How will this startup streamline daily commutes for students?
Parents can now track their children as they ride on the private school bus with MyBusMate. How does it work?By Elaine Huang 29 Apr, 2014
My mother was a huge proponent of the school bus service. When I was in primary one, my father argued that we didn’t have to spend the extra money on such commutes, since I could simply “walk to school” alone. The school was only three crossings away, he said. My mother disagreed. She raised the point that I would get drenched when it poured. She won.
During those days, my mother would wait for me to get back from school via the private bus service. It was only when I was in primary three that I stopped taking the school bus. It was getting too expensive.
It never once hit me that my mother would have no idea if the bus was stuck in a jam, or had gotten into an accident. Imagine waiting for 20 minutes, and wondering if something had happened to your child. Back then, there would have been no way to track the bus, or inform the driver that I was sick and will not be attending school on the very day itself.
I only realised how important this issue is for parents when I talked to Geoff Boneham, Noel Chetty and Allyson Boneham, the three Co-founders of Singapore-based real-time tracking solution for school buses, MyBusMate.
The product available on App Store and Google Play, which went live today, allows all parties — transport companies, parents and schools — to communicate through a customised app that works on smart devices, with the school’s dashboard being a web-based interface. In addition, parents can receive push notifications when their bus is in the vicinity, and look at a shared calendar which displays, for example, half-days and non-school days.
The idea came as an epiphany, according to Geoff, who had to wait for his son, Mitchell, to come home from school one afternoon. “I was a bit cranky. I said, “There has got to be a better way!” Communication is always hard. They’re all on the road. I said that there should be an app for this,” recounted the CEO.

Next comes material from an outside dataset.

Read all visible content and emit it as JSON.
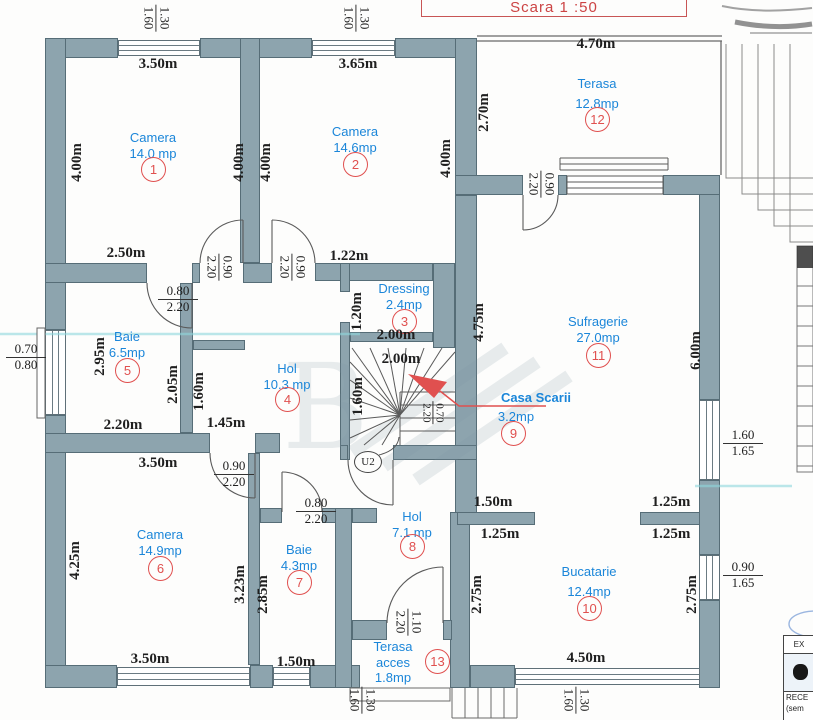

While Geoff had previously come up with some brilliant ideas which never quite saw the light of day, this one was significantly different. His wife, Allyson, kept pushing him to build a team, which included bringing Noel, the CTO, on board.
“In the past,” he said, “where we see other startups fail is when they try to do everything by themselves.” It is important to define roles and responsibilities, leverage expertise of each team member, and understand individual strengths and weaknesses.
Local, international, and cross-border
At the moment, the company has tested its system with international schools in Singapore and Malaysia.
“We’ve completed live trials with a number of schools in Singapore,” said Geoff, “predominantly international schools, but we see an interest from local schools as well.” In total, they are on-boarding 12 schools, with a number of others that are about to commence a trial. “By the end of May, we expect to keep watch over 1,000 children on buses equipped with MyBusMate in Singapore and Malaysia,” he said.
He explained, “Singapore is where we live, and we love being in Singapore, so our first focus is to get this out to as many schools and school children as we can.” Furthermore, interest has been coming from markets such as Australia and India, where MyBusMate isn’t active in.
As for the money
“We understood very quickly that bus companies aren’t in the business of developing technologies. … We weren’t sure about the pricing model. It’s not always the case that the people benefitting most are (the ones who would pay),” said Geoff.
According to an official statement, MyBusMate is free for parents, and has a flexible pricing model for schools, which varies according to the number of students and variables.
At the moment, the business has been self-funded, but Geoff said that they have taken on an investor who saw the need for parents to keep track of their children’s commutes. He added that the company welcomes discussions with potential investors.